Researchers funded by NIH’s National Heart, Lung and Blood Institute (NHLBI) recruited 811 overweight and obese adults, aged 30 to 70, and assigned them to 1 of 4 diets. The participants didn’t have diabetes or severe heart disease but could have had other risk factors, such as high blood pressure or high cholesterol. The research was done at the Harvard University School of Public Health in Boston and at the Pennington Biomedical Research Center of Louisiana State University in Baton Rouge. The diets were adapted to the diverse cuisines from these 2 regions of the country.
The 4 diets all had the same calorie reduction goals and were heart-healthy—which means they were low in saturated fat and cholesterol and high in dietary fiber. However, they varied in their levels of fat, protein and carbohydrate. The 4 diets were: 1) low-fat (20% of calories), average protein (15% of calories); 2) low-fat, high-protein (25% of calories); 3) high-fat (40% of calories), average protein; and 4) high-fat, high-protein. Carbohydrates ranged from 35% to 65% of calories.

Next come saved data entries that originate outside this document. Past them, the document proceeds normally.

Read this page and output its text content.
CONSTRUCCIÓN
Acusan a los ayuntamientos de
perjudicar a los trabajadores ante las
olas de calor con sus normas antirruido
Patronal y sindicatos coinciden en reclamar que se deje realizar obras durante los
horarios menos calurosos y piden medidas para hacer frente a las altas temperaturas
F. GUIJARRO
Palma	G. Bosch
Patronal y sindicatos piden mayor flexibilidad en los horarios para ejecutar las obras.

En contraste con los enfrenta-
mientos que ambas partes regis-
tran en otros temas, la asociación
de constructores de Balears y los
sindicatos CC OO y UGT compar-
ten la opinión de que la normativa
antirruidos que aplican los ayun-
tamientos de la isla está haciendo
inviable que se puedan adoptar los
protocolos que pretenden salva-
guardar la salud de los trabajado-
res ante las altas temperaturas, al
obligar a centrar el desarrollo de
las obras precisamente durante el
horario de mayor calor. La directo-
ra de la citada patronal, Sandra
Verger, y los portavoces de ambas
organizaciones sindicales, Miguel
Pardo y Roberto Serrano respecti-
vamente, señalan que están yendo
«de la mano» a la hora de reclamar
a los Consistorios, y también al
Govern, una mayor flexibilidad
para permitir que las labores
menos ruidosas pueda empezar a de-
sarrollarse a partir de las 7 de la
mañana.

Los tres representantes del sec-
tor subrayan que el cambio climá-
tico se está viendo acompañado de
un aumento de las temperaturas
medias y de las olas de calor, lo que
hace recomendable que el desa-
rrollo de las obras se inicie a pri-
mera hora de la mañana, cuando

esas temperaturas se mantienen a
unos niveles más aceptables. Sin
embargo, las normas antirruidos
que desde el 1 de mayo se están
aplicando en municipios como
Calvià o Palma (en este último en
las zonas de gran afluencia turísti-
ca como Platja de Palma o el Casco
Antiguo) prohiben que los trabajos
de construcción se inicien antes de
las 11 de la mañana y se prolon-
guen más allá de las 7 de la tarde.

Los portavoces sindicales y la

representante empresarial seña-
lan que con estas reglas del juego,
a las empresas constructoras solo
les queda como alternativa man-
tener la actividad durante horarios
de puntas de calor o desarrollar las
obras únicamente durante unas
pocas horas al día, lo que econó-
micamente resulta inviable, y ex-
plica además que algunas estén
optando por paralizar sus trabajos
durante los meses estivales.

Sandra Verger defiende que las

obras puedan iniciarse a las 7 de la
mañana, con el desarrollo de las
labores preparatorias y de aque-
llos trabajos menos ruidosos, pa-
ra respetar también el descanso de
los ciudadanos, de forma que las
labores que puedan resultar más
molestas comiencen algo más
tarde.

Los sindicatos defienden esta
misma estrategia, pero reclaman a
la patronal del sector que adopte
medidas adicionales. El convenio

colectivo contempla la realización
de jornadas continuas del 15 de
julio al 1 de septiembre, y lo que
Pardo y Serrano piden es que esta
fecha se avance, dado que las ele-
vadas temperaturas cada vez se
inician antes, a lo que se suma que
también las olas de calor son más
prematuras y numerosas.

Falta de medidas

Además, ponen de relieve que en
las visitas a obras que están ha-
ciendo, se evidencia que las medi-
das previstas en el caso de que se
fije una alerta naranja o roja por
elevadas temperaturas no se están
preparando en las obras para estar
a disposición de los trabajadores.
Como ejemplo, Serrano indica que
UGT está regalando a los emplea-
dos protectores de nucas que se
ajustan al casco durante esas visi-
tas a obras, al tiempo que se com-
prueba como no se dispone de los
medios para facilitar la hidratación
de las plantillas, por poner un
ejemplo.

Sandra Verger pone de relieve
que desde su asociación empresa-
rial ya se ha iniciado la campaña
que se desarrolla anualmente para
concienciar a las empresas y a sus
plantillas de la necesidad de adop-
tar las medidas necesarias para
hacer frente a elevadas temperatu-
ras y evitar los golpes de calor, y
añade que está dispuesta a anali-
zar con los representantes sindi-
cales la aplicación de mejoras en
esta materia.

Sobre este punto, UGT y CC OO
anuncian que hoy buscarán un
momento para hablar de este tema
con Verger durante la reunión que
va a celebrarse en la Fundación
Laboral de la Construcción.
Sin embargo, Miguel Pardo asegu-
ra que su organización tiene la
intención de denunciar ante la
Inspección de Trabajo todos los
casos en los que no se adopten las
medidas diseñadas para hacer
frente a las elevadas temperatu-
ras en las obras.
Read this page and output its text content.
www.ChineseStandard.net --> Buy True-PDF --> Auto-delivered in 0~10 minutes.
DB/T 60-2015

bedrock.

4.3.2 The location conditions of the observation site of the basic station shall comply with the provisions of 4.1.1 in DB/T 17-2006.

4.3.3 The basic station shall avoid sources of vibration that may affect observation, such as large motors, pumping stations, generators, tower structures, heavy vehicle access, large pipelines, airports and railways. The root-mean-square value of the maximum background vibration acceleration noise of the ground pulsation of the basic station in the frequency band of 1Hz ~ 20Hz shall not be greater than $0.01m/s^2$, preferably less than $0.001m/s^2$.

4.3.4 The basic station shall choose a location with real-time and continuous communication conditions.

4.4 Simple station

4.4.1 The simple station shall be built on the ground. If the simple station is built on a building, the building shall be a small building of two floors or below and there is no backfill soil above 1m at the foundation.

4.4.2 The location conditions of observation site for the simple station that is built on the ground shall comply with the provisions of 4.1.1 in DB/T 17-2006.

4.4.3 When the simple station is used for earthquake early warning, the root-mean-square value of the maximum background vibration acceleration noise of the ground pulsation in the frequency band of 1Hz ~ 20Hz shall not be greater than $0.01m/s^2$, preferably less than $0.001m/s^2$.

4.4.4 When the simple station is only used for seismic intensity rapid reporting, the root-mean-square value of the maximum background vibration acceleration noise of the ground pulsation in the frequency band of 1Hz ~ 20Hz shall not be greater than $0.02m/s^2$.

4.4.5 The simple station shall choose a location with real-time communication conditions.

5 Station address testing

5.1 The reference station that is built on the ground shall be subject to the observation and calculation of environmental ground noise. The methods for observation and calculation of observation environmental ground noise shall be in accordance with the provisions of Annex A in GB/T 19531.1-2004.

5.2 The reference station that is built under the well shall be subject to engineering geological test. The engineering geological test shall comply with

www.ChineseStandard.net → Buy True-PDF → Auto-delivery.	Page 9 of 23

The participants were asked to record their food intake in a diary or an online tool that showed how intake compared with goals. Group diet counseling sessions were held at least twice per month throughout the 2 years of the study, and individual sessions were held every 8 weeks. The participants were given personalized calorie goals, ranging from 1,200 to 2,400 calories per day, that reduced their overall caloric intake. They were also asked to do moderate-intensity physical activity, such as brisk walking, for at least 90 minutes per week.
The researchers reported on February 26, 2009, in the New England Journal of Medicine that they saw similar weight loss in all 4 diet groups after 6 months and also after 2 years. On average, participants lost 13 pounds at 6 months and maintained a 9 pound loss at 2 years. The participants also reduced their waistlines by 1 to 3 inches by the end of the study. Craving, fullness, hunger and diet satisfaction were similar across the 4 diets.
Previous studies have shown that a loss of 5-10% of body weight will help reduce risk factors for heart disease and other medical conditions. In this study, 15% of patients achieved a 10% weight loss after 2 years. Consistent with previous studies, the diets all improved several known risk factors for cardiovascular disease.
"This new information should focus weight loss approaches on reducing calorie intake rather than any particular proportions of fat, protein or carbohydrate," says principal investigator Dr. Frank M. Sacks of the Harvard School of Public Health.